Counting conics on sextic \(4\)-folds (Q2278870)

The author studies rational degree \(2\) curves on a smooth sextic hypersurface \(X\) in \(\mathbb{P}^5\), which is a Calabi-Yau \(4\)-fold. There are two natural ways of counting them. One is the Donaldson-Thomas theory of the manifold of 1D stable sheaves \(M_\beta\) with Chern character \((0,0,0,\beta,1)\) (where \(\beta\in H_2(X,\mathbb{Z})\)) due to Borisov-Joyce and Cao-Leung.

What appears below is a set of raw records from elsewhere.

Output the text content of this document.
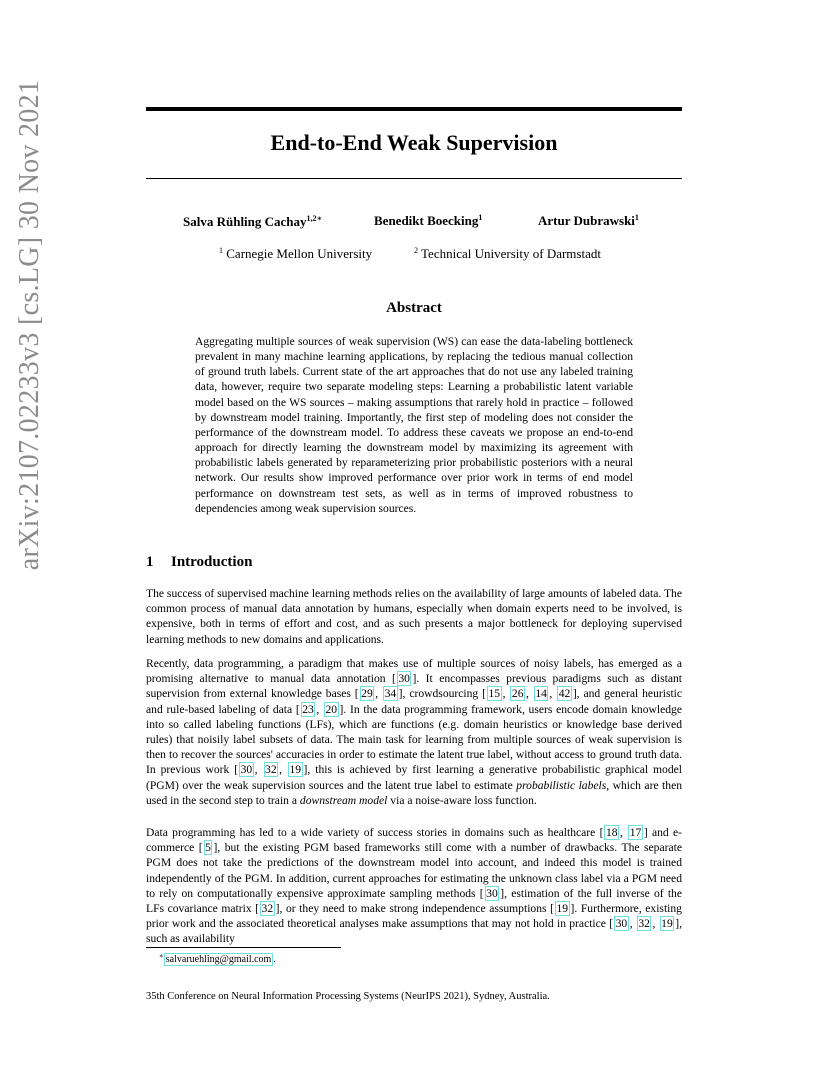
arXiv:2107.02233v3 [cs.LG] 30 Nov 2021	End-to-End Weak Supervision
Salva Rühling Cachay$^{1,2∗}$	Benedikt Boecking$^1$	Artur Dubrawski$^1$
$^1$ Carnegie Mellon University	$^2$ Technical University of Darmstadt
Abstract
Aggregating multiple sources of weak supervision (WS) can ease the data-labeling bottleneck prevalent in many machine learning applications, by replacing the tedious manual collection of ground truth labels. Current state of the art approaches that do not use any labeled training data, however, require two separate modeling steps: Learning a probabilistic latent variable model based on the WS sources – making assumptions that rarely hold in practice – followed by downstream model training. Importantly, the first step of modeling does not consider the performance of the downstream model. To address these caveats we propose an end-to-end approach for directly learning the downstream model by maximizing its agreement with probabilistic labels generated by reparameterizing prior probabilistic posteriors with a neural network. Our results show improved performance over prior work in terms of end model performance on downstream test sets, as well as in terms of improved robustness to dependencies among weak supervision sources.
1 Introduction
The success of supervised machine learning methods relies on the availability of large amounts of labeled data. The common process of manual data annotation by humans, especially when domain experts need to be involved, is expensive, both in terms of effort and cost, and as such presents a major bottleneck for deploying supervised learning methods to new domains and applications.
Recently, data programming, a paradigm that makes use of multiple sources of noisy labels, has emerged as a promising alternative to manual data annotation [ 30 ]. It encompasses previous paradigms such as distant supervision from external knowledge bases [ 29 , 34 ], crowdsourcing [ 15 , 26 , 14 , 42 ], and general heuristic and rule-based labeling of data [ 23 , 20 ]. In the data programming framework, users encode domain knowledge into so called labeling functions (LFs), which are functions (e.g. domain heuristics or knowledge base derived rules) that noisily label subsets of data. The main task for learning from multiple sources of weak supervision is then to recover the sources' accuracies in order to estimate the latent true label, without access to ground truth data. In previous work [ 30 , 32 , 19 ], this is achieved by first learning a generative probabilistic graphical model (PGM) over the weak supervision sources and the latent true label to estimate probabilistic labels, which are then used in the second step to train a downstream model via a noise-aware loss function.
Data programming has led to a wide variety of success stories in domains such as healthcare [ 18 , 17 ] and e-commerce [ 5 ], but the existing PGM based frameworks still come with a number of drawbacks. The separate PGM does not take the predictions of the downstream model into account, and indeed this model is trained independently of the PGM. In addition, current approaches for estimating the unknown class label via a PGM need to rely on computationally expensive approximate sampling methods [ 30 ], estimation of the full inverse of the LFs covariance matrix [ 32 ], or they need to make strong independence assumptions [ 19 ]. Furthermore, existing prior work and the associated theoretical analyses make assumptions that may not hold in practice [ 30 , 32 , 19 ], such as availability
∗ salvaruehling@gmail.com .
35th Conference on Neural Information Processing Systems (NeurIPS 2021), Sydney, Australia.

The other is the Gromov-Witten theory of the moduli of stable maps \(\overline{M}_{0,1}(X,\beta)\). Thus, for any \(\gamma\in H^4(X,\mathbb{Z})\) we obtain two counting invariants \(DT_4(\beta\,|\,\gamma)\) and \(GW_{0,\beta}(\gamma)\). The main result are the following relations between them when \(l\) is a line class: \begin{align*} & GW_{0,l}(\gamma)=DT_4(l\,|\,\gamma),\\ & GW_{0,2l}(\gamma)=DT_4(2l\,|\,\gamma) +\frac14DT_4(l\,|\,\gamma). \end{align*} The proof is based on studying the Hilbert scheme of conics on \(X\). After deforming to a generic hypersurface (which preserves the invariants), \(M_{2l}\) consists of structure sheaves of smooth conics and pairs of distinct intersecting lines. On the other hand, \(\overline{M}_{0,1}(X,\beta)\) is made of two connected components, one with embeddings of smooth and broken conics, and the other with double covers by \(\mathbb{P}^1\) of lines in \(X\). Hence the two terms in the second formula.